Steady growth is a deceptive thing. It wasn't until I compared my September and December photos of the revamped succulent garden that I realised how much things have grown there. At least I know they're loving their new home, and that's the main thing I wanted to happen. Digging in vast amounts of sand has provided them with the free-draining soil they needed, and this relatively dryish spring has suited them just fine. Thank you Huey, the Rain God, very supportive gesture. And so it's on with the guided tour, and if any succulent experts can help me with a few names, I will be forever in your debt.
|This morning, December 9, a happy little succulent patch.|
Check out the photo below, to see how well it has grown.

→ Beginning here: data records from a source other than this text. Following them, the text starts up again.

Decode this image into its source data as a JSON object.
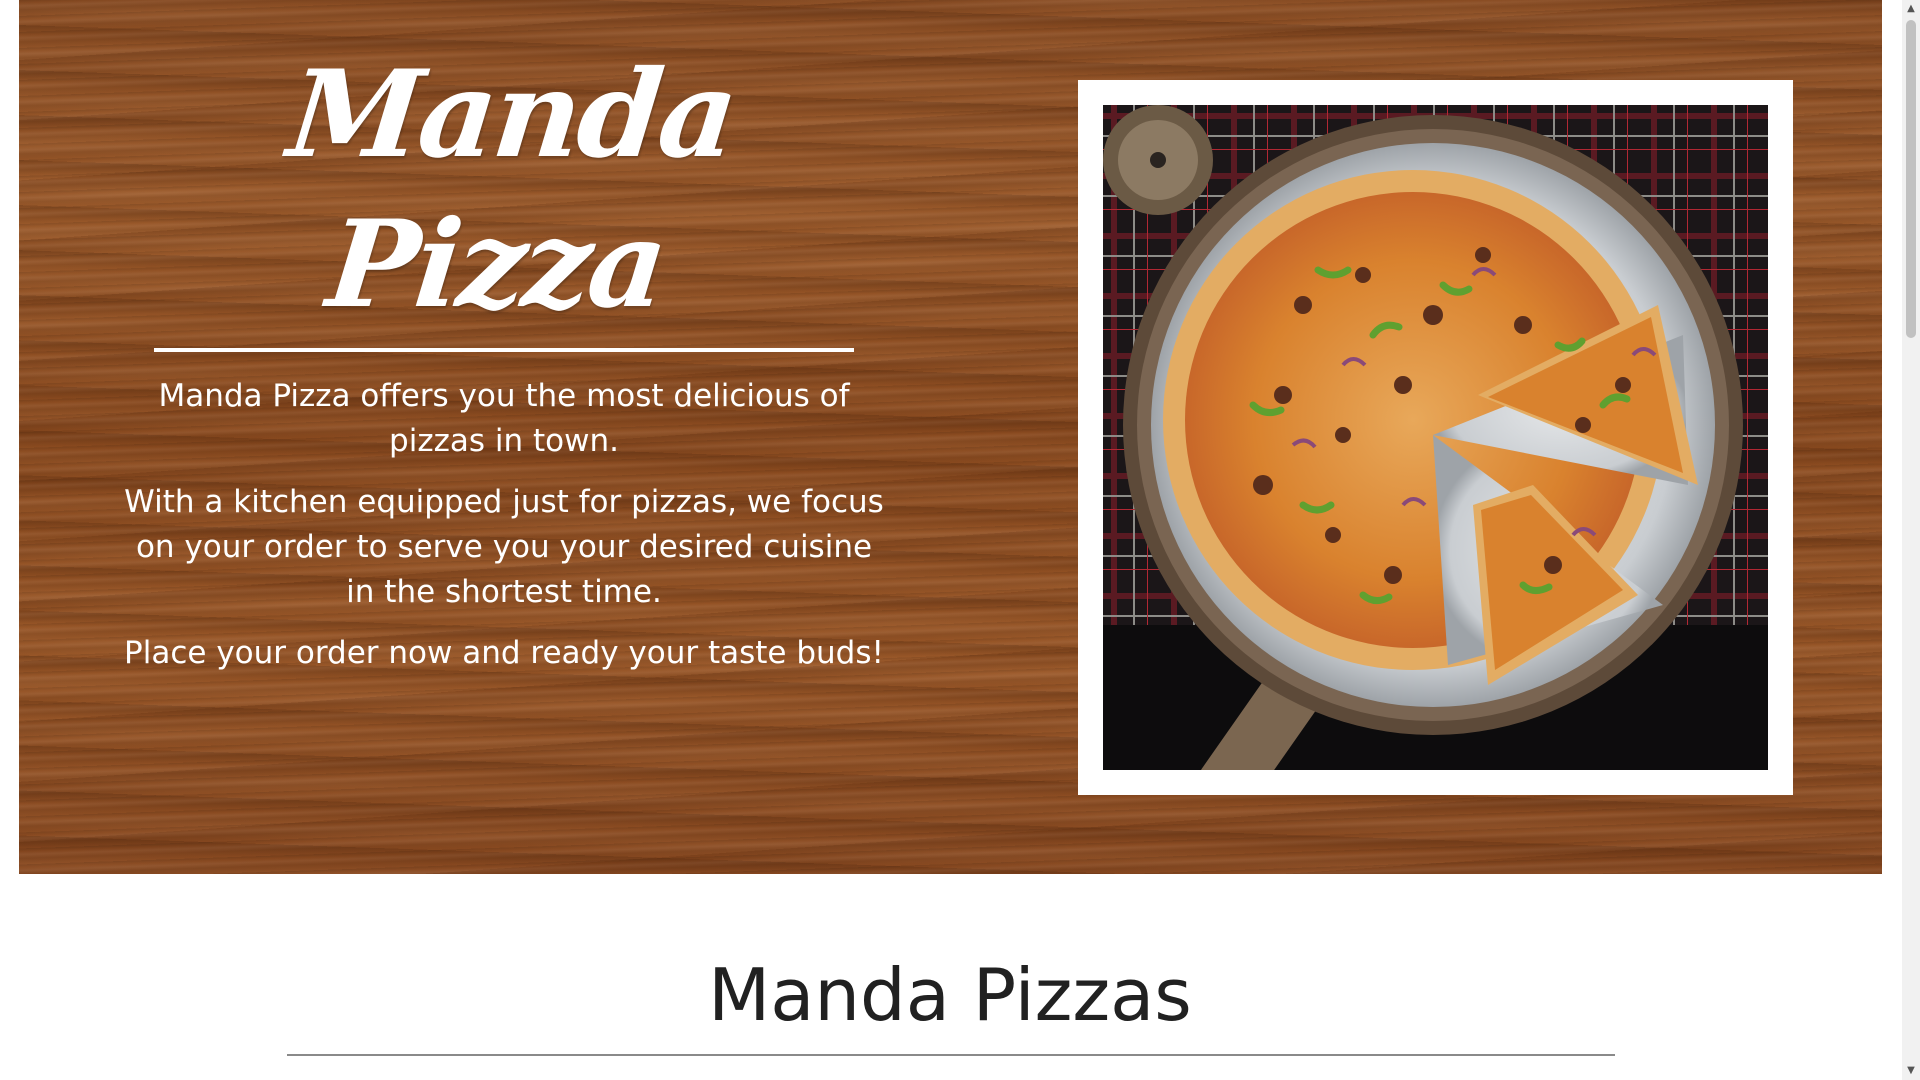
{
  "hero": {
    "brand_title": "Manda Pizza",
    "paragraphs": [
      "Manda Pizza offers you the most delicious of pizzas in town.",
      "With a kitchen equipped just for pizzas, we focus on your order to serve you your desired cuisine in the shortest time.",
      "Place your order now and ready your taste buds!"
    ]
  },
  "menu_section": {
    "title": "Manda Pizzas"
  },
  "scrollbar": {
    "up_glyph": "▲",
    "down_glyph": "▼"
  },
  "colors": {
    "wood": "#8c4e24",
    "text_light": "#ffffff",
    "heading_dark": "#212121"
  }
}
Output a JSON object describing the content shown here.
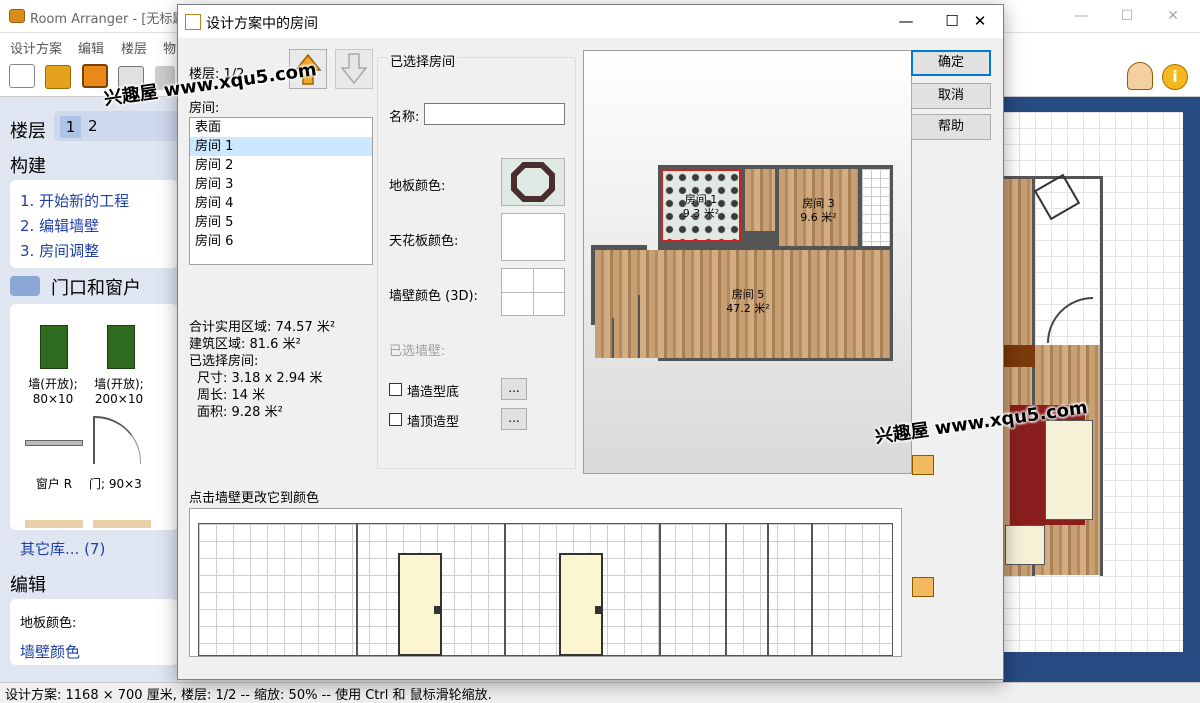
{
  "app": {
    "title": "Room Arranger - [无标题",
    "menu": [
      "设计方案",
      "编辑",
      "楼层",
      "物"
    ],
    "toolbar_icons": [
      "new-icon",
      "open-icon",
      "save-icon",
      "print-icon",
      "undo-icon"
    ],
    "right_icons": [
      "pointer-hand-icon",
      "info-icon"
    ]
  },
  "left_panel": {
    "floors_title": "楼层",
    "floor_tabs": [
      "1",
      "2"
    ],
    "build_title": "构建",
    "steps": [
      "1. 开始新的工程",
      "2. 编辑墙壁",
      "3. 房间调整"
    ],
    "doors_title": "门口和窗户",
    "objects": [
      {
        "label": "墙(开放);\n80×10"
      },
      {
        "label": "墙(开放);\n200×10"
      },
      {
        "label": "窗户 R"
      },
      {
        "label": "门; 90×3"
      }
    ],
    "more_library": "其它库... (7)",
    "edit_title": "编辑",
    "floor_color_label": "地板颜色:",
    "wall_color_link": "墙壁颜色"
  },
  "status_bar": {
    "text": "设计方案: 1168 × 700 厘米, 楼层: 1/2 -- 缩放: 50% -- 使用 Ctrl 和 鼠标滑轮缩放."
  },
  "dialog": {
    "title": "设计方案中的房间",
    "floor_label": "楼层: 1/2",
    "rooms_label": "房间:",
    "rooms": [
      "表面",
      "房间 1",
      "房间 2",
      "房间 3",
      "房间 4",
      "房间 5",
      "房间 6"
    ],
    "selected_room_index": 1,
    "stats": {
      "total_area": "合计实用区域: 74.57 米²",
      "build_area": "建筑区域: 81.6 米²",
      "selected_room": "已选择房间:",
      "size": "尺寸: 3.18 x 2.94 米",
      "perimeter": "周长: 14 米",
      "area": "面积: 9.28 米²"
    },
    "group_title": "已选择房间",
    "name_label": "名称:",
    "name_value": "",
    "floor_color_label": "地板颜色:",
    "ceiling_color_label": "天花板颜色:",
    "wall_color_label": "墙壁颜色 (3D):",
    "selected_wall_label": "已选墙壁:",
    "checkbox_base": "墙造型底",
    "checkbox_top": "墙顶造型",
    "more_label": "...",
    "buttons": {
      "ok": "确定",
      "cancel": "取消",
      "help": "帮助"
    },
    "wall_strip_label": "点击墙壁更改它到颜色",
    "plan_rooms": [
      {
        "name": "房间 1",
        "area": "9.3 米²"
      },
      {
        "name": "房间 3",
        "area": "9.6 米²"
      },
      {
        "name": "房间 5",
        "area": "47.2 米²"
      }
    ]
  },
  "watermark": "兴趣屋 www.xqu5.com",
  "colors": {
    "selection": "#cce8ff",
    "link_blue": "#2040a8",
    "panel_bg": "#dfe6f2",
    "canvas_bg": "#274a82"
  }
}
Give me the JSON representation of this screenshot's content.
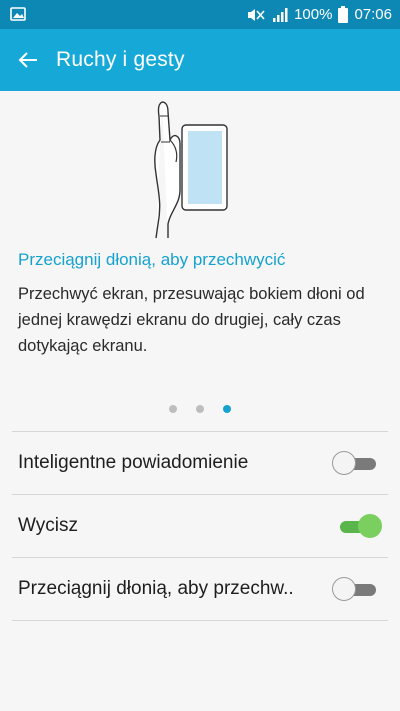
{
  "status_bar": {
    "battery_percent": "100%",
    "time": "07:06",
    "icons": [
      "gallery-icon",
      "mute-icon",
      "signal-icon",
      "battery-icon"
    ]
  },
  "app_bar": {
    "title": "Ruchy i gesty",
    "back_icon": "back-arrow-icon"
  },
  "feature": {
    "illustration": "palm-swipe-illustration",
    "title": "Przeciągnij dłonią, aby przechwycić",
    "description": "Przechwyć ekran, przesuwając bokiem dłoni od jednej krawędzi ekranu do drugiej, cały czas dotykając ekranu."
  },
  "pager": {
    "total": 3,
    "active_index": 2
  },
  "settings": [
    {
      "label": "Inteligentne powiadomienie",
      "enabled": false
    },
    {
      "label": "Wycisz",
      "enabled": true
    },
    {
      "label": "Przeciągnij dłonią, aby przechw..",
      "enabled": false
    }
  ],
  "colors": {
    "status_bar": "#0d88b5",
    "app_bar": "#16a9d8",
    "accent": "#16a2cf",
    "toggle_on": "#7bcf5e",
    "background": "#f6f6f6"
  }
}
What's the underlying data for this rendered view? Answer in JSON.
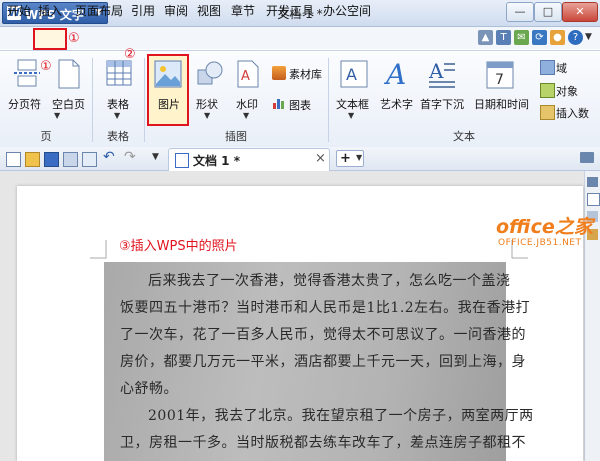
{
  "titlebar": {
    "app_name": "WPS 文字",
    "app_logo": "W",
    "doc_title": "文档 1 *",
    "minimize": "—",
    "maximize": "□",
    "close": "✕"
  },
  "menu": {
    "items": [
      "开始",
      "插入",
      "页面布局",
      "引用",
      "审阅",
      "视图",
      "章节",
      "开发工具",
      "办公空间"
    ],
    "selected": "插入"
  },
  "annotations": {
    "step1": "①",
    "step2": "②",
    "step3": "③插入WPS中的照片"
  },
  "ribbon": {
    "page_break": "分页符",
    "blank_page": "空白页",
    "table": "表格",
    "picture": "图片",
    "shapes": "形状",
    "watermark": "水印",
    "material": "素材库",
    "chart": "图表",
    "textbox": "文本框",
    "wordart": "艺术字",
    "dropcap": "首字下沉",
    "datetime": "日期和时间",
    "field": "域",
    "object": "对象",
    "insert_num": "插入数",
    "groups": {
      "page": "页",
      "table": "表格",
      "illustration": "插图",
      "text": "文本"
    }
  },
  "tabbar": {
    "doc_tab": "文档 1 *",
    "close_tab": "×",
    "new_tab": "+"
  },
  "watermark_logo": {
    "brand": "office之家",
    "url": "OFFICE.JB51.NET"
  },
  "photo_text": [
    "后来我去了一次香港，觉得香港太贵了，怎么吃一个盖浇",
    "饭要四五十港币？当时港币和人民币是1比1.2左右。我在香港打",
    "了一次车，花了一百多人民币，觉得太不可思议了。一问香港的",
    "房价，都要几万元一平米，酒店都要上千元一天，回到上海，身",
    "心舒畅。",
    "2001年，我去了北京。我在望京租了一个房子，两室两厅两",
    "卫，房租一千多。当时版税都去练车改车了，差点连房子都租不"
  ],
  "colors": {
    "accent": "#e0141e",
    "brand_orange": "#f07e1c"
  }
}
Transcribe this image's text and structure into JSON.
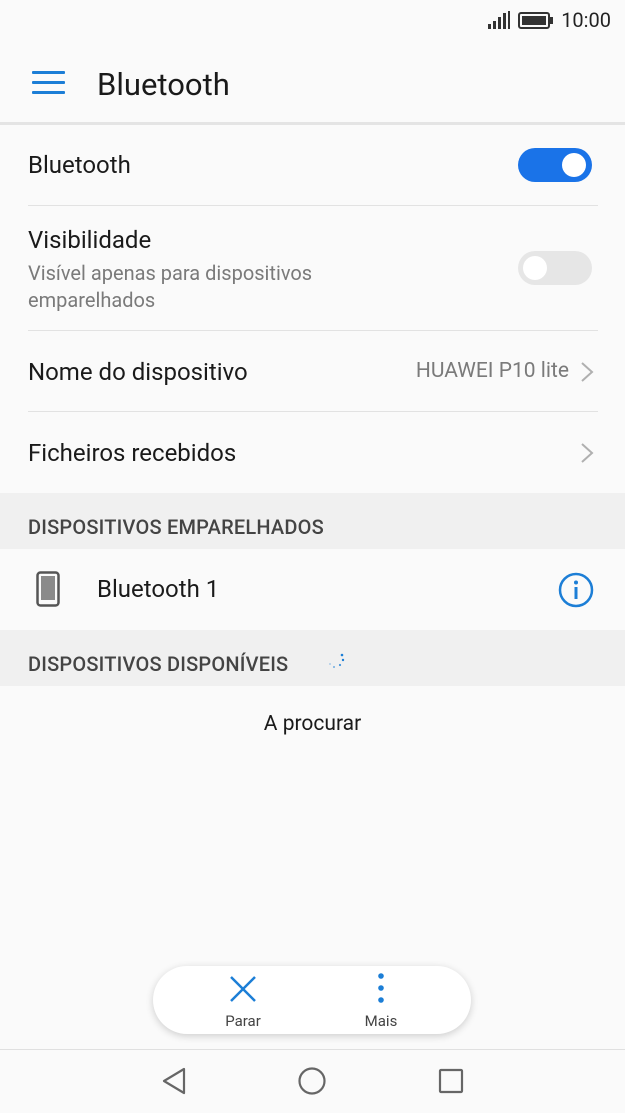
{
  "status_bar": {
    "time": "10:00"
  },
  "app_bar": {
    "title": "Bluetooth",
    "menu_icon": "menu-icon"
  },
  "settings": {
    "bluetooth": {
      "label": "Bluetooth",
      "enabled": true
    },
    "visibility": {
      "label": "Visibilidade",
      "subtitle_line1": "Visível apenas para dispositivos",
      "subtitle_line2": "emparelhados",
      "enabled": false
    },
    "device_name": {
      "label": "Nome do dispositivo",
      "value": "HUAWEI P10 lite"
    },
    "received_files": {
      "label": "Ficheiros recebidos"
    }
  },
  "paired_section": {
    "header": "DISPOSITIVOS EMPARELHADOS",
    "devices": [
      {
        "name": "Bluetooth 1",
        "icon": "phone-icon",
        "action_icon": "info-icon"
      }
    ]
  },
  "available_section": {
    "header": "DISPOSITIVOS DISPONÍVEIS",
    "status": "A procurar"
  },
  "actions": {
    "stop": {
      "label": "Parar",
      "icon": "close-icon"
    },
    "more": {
      "label": "Mais",
      "icon": "more-vertical-icon"
    }
  },
  "colors": {
    "accent": "#1a73e8",
    "icon_blue": "#1c7ed6"
  }
}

|This is the day I planted it all out, September 2.|
|This hovering 'helicopter' shot shows how there's a bit of|
crowding going on, but most of them have room to grow.
The main problem here is the green Sedum 'Autumn Joy'
centre left, which is making life hard for the sempervivums.
|Sedum rubrotinctim 'Jelly Beans' with a little|
pink tinge to the tips, are doing outrageously well.
|Ditto the grey-blue Senecio nearby. Slow down!|
|Black-leaved Aeonium 'Schwartkopf' has grown a lot, so too|
its neighbour, who I think might be a Senecio ameniensis.
|Well-named, Kalanchoe 'Copper Spoons' in|
front, with another Senecio amaniensis at the
back, both belting along in the sandy soil.
|This weirdo is an echeveria, E. 'Topsy Turvey'.|
|Euphorbia caput-medusae, or Medusa's head, will soon|
be wearing a veil of these pretty little yellow flowers all over.
|This trailing succulent, about to flower, is Senecio jacobensii.|
It's probably happier in a hanging basket, on the edge of a
rock or ledge, but I am hoping it will grow down the gentle
slope. I have another one in a basket, just as a back-up.
|At this stage, its flower looks like a bunch of julienned carrots.|
|As mentioned earlier, these sempervivums are being crowded|
by the rapid spread of the Sedum 'Autumn Joy'. I'm keeping
a watch on this, which I suspect is an unfolding disaster.
|Same deal with this fascinating person, whose name I don't know.|
When planted back in September, it looked decidedly unhealthy,
a bit 'wrinkly' in the foliage, but now it looks like it's back from
the health resort. Searching for something like it in books and
online has come up with the possibility it's an Argyroderma
of some sort (a what?); and there's a rough chance it could be a
haworthia even, but I honestly don't know its name.
EDIT: thanks to reader/commenter Ngeun, who has a great
blog called Lithopsland, at first it looked like this person is
a Lapidaria of some kind, but then a kind friend of Ngeun's
had a look, and the final decision is that it's Corpuscularia,
Probably C. lehmannii. Thank you LT Expanded!
The other important benefit of spending those few minutes fussing over the succulent patch every morning is that it is so much rewarding fun. And that's the main thing!